La serie, prodotta da Matteo Rovere, è una produzione Groenlandia, società del Gruppo Banijay, e creata da Guido Iuculano e Davide Orsini. Nel cast Eduardo Scarpetta nel ruolo del giornalista Jacopo Barberis, Pier Luigi Pasino in quello di Enrico Poët, Sara Lazzaro in quello della moglie di Enrico e Gianmarco Saurino nei panni Pierluigi Fourneau. Alla stagione finale si uniscono Liliana Bottone e Ninni Bruschetta, rispettivamente nei ruoli di Grazia Fontana e del procuratore del Re Cantamessa. La regia è di nuovo affidata a Letizia Lamartire e Pippo Mezzapesa, a cui si aggiunge Jacopo Bonvicini. La terza stagione è scritta da Guido Iuculano e Davide Orsini. La serie è stata presentata oggi a Roma alla stampa, assente una parte del cast.

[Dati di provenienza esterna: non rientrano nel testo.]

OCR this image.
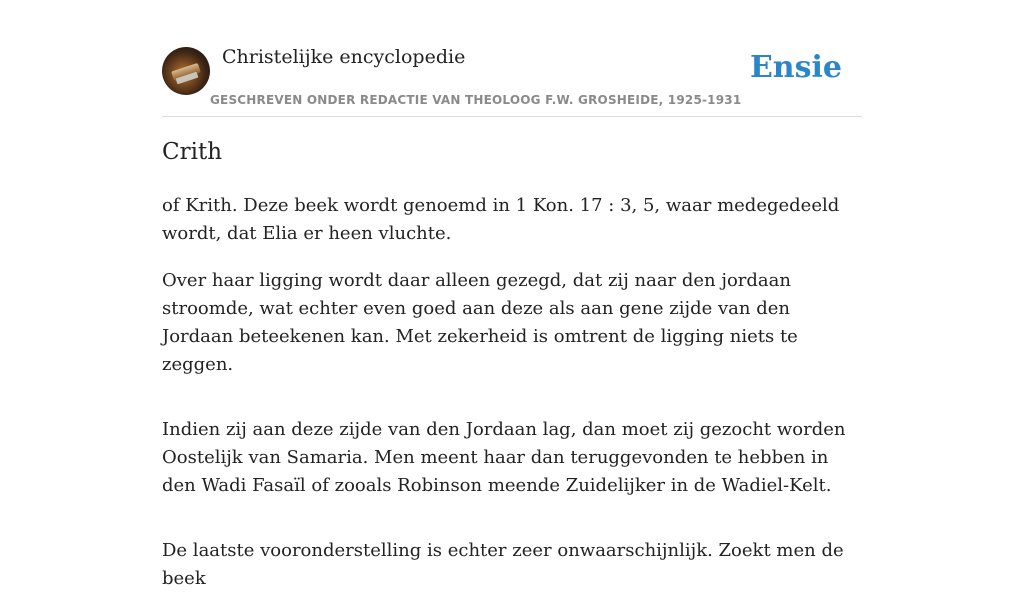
Christelijke encyclopedie
GESCHREVEN ONDER REDACTIE VAN THEOLOOG F.W. GROSHEIDE, 1925-1931
Ensie
Crith

of Krith. Deze beek wordt genoemd in 1 Kon. 17 : 3, 5, waar medegedeeld wordt, dat Elia er heen vluchte.

Over haar ligging wordt daar alleen gezegd, dat zij naar den jordaan stroomde, wat echter even goed aan deze als aan gene zijde van den Jordaan beteekenen kan. Met zekerheid is omtrent de ligging niets te zeggen.

Indien zij aan deze zijde van den Jordaan lag, dan moet zij gezocht worden Oostelijk van Samaria. Men meent haar dan teruggevonden te hebben in den Wadi Fasaïl of zooals Robinson meende Zuidelijker in de Wadiel-Kelt.

De laatste vooronderstelling is echter zeer onwaarschijnlijk. Zoekt men de beek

A De Angelis, candidata ai David come migliore attrice non protagonista per il film Fuori di Mario Martone, viene chiesto se andrà alla cerimonia o se aderirà a'appello al boicottaggio lanciato dal movimento #Siamoaititolidicoda. "Non ho ancora deciso - risponde -, sto riflettendo sul senso di boicottare un evento che può essere invece un palcoscenico per il nostro cinema. È importante non rischiare l'autosabotaggio".